Familiarizados com este conceito de “lei natural”, os
teólogos e juristas da Idade Média logo irão falar em “direitos naturais”. O
dominicano português Francisco de Vitória (†1536) se torna o “pai do direito
internacional” por defender o direito natural à liberdade dos povos indígenas
frente ao colonizador. Com base neste mesmo direito, outro dominicano,
Bartolomeu de las Casas (†1566), fala até em guerra “justa” dos índios contra
os invasores. Os grandes divulgadores dos direitos naturais no Séc. XVI serão
os muito influentes teólogos e juristas da universidade de Salamanca. Maior
ainda será a influência do advogado, teólogo e jurista Hugo de Groot (†1645),
apelidado pelo rei da França como o “milagre holandês”. Opondo-se à tentativa
de estabelecer na Holanda uma espécie de teocracia calvinista, Grócio defende que
as coisas são boas ou más por sua própria natureza e não apenas por uma ordem
divina. Com base em São Tomás afirma que todas as pessoas que partilham a mesma
natureza humana possuirão também os mesmos direitos naturais.
Com o fortalecimento do pensamento laico nos séculos
seguintes, passar da defesa dos direitos naturais para a defesa dos direitos
humanos foi apenas um passo. Imediatamente após a deflagração da Revolução
Francesa (1789), a Assembléia Nacional Constituinte da França proclama os 16
artigos da “Declaração dos Direitos do Homem e do Cidadão”. Os bispos franceses
não gostaram nem um pouco. Saudaram os artigos como “um amontoado de posições
estúpidas”. A interpretação da Lei Natural, na opinião deles, cabia somente à
Igreja – de acordo com a já firmemente implantada teologia escolástica – e não
às ovelhas desgarradas do único rebanho de J. Cristo.

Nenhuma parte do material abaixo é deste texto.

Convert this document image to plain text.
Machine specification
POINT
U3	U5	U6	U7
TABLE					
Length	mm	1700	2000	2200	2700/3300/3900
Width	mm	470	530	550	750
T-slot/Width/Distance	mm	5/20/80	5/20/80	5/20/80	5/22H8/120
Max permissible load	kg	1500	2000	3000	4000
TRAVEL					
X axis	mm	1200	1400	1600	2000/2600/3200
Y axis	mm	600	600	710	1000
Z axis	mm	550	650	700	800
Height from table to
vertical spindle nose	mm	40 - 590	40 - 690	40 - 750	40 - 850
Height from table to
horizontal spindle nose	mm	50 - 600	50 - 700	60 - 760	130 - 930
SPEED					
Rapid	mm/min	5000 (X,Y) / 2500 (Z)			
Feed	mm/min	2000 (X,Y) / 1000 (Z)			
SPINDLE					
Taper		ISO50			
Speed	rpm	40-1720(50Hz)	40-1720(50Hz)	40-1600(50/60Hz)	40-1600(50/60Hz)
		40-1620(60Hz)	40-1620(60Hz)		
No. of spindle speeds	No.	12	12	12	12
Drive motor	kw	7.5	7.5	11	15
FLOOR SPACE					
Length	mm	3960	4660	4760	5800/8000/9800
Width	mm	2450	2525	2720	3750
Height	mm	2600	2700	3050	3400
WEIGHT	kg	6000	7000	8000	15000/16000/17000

A conquista de direitos humanos ainda não fazia parte do
ideário teológico de São Tomás de Aquino, mas ela surgirá como conseqüência lógica
de sua lei natural. Por mais que as novas sociedades “secularizadas” do mundo
ocidental propaguem sua neutralidade frente a qualquer influência religiosa,
sua apaixonada defesa das liberdades e dos direitos humanos tem clara origem na
Revelação e Tradição Cristãs. Ouve-se nela o eco da voz de Javé que exige a
liberdade dos escravos, dos profetas que clamam contra todas as formas de
opressão, e de Jesus que vem anunciar aos pobres o ano das graças do Senhor e
que toma partido a favor dos cegos, surdos e paralíticos, e até da mulher
adúltera, do samaritano, e de todos os demais excluídos do Templo e da
Sociedade de seu tempo.
II
Direitos Humanos na ótica da Igreja e na ótica da Ciência
Quando São Tomás
de Aquino estabeleceu a razão humana como um mecanismo indispensável para
melhor conhecer a vontade de Deus expressa na lei natural, sem querer colocou
fogo na palheira. Tivesse tido ciência das conseqüências, talvez teria
preferido manter-se como “boi mudo”, seu apelido nos tempos de faculdade por
nunca abrir a boca. Jamais pensou em criar oposição radical entre fé e razão. Para
Tomás, primeiro a fé, depois a razão. De fato, em seu tempo, o clima reinante
na Igreja ainda era o de uma quase ditadura eclesiástica. As verdades divinas
reveladas estavam sob controle único e rigoroso do magistério eclesiástico,
considerado pelos teólogos escolásticos o exclusivo guardião do depósito da fé.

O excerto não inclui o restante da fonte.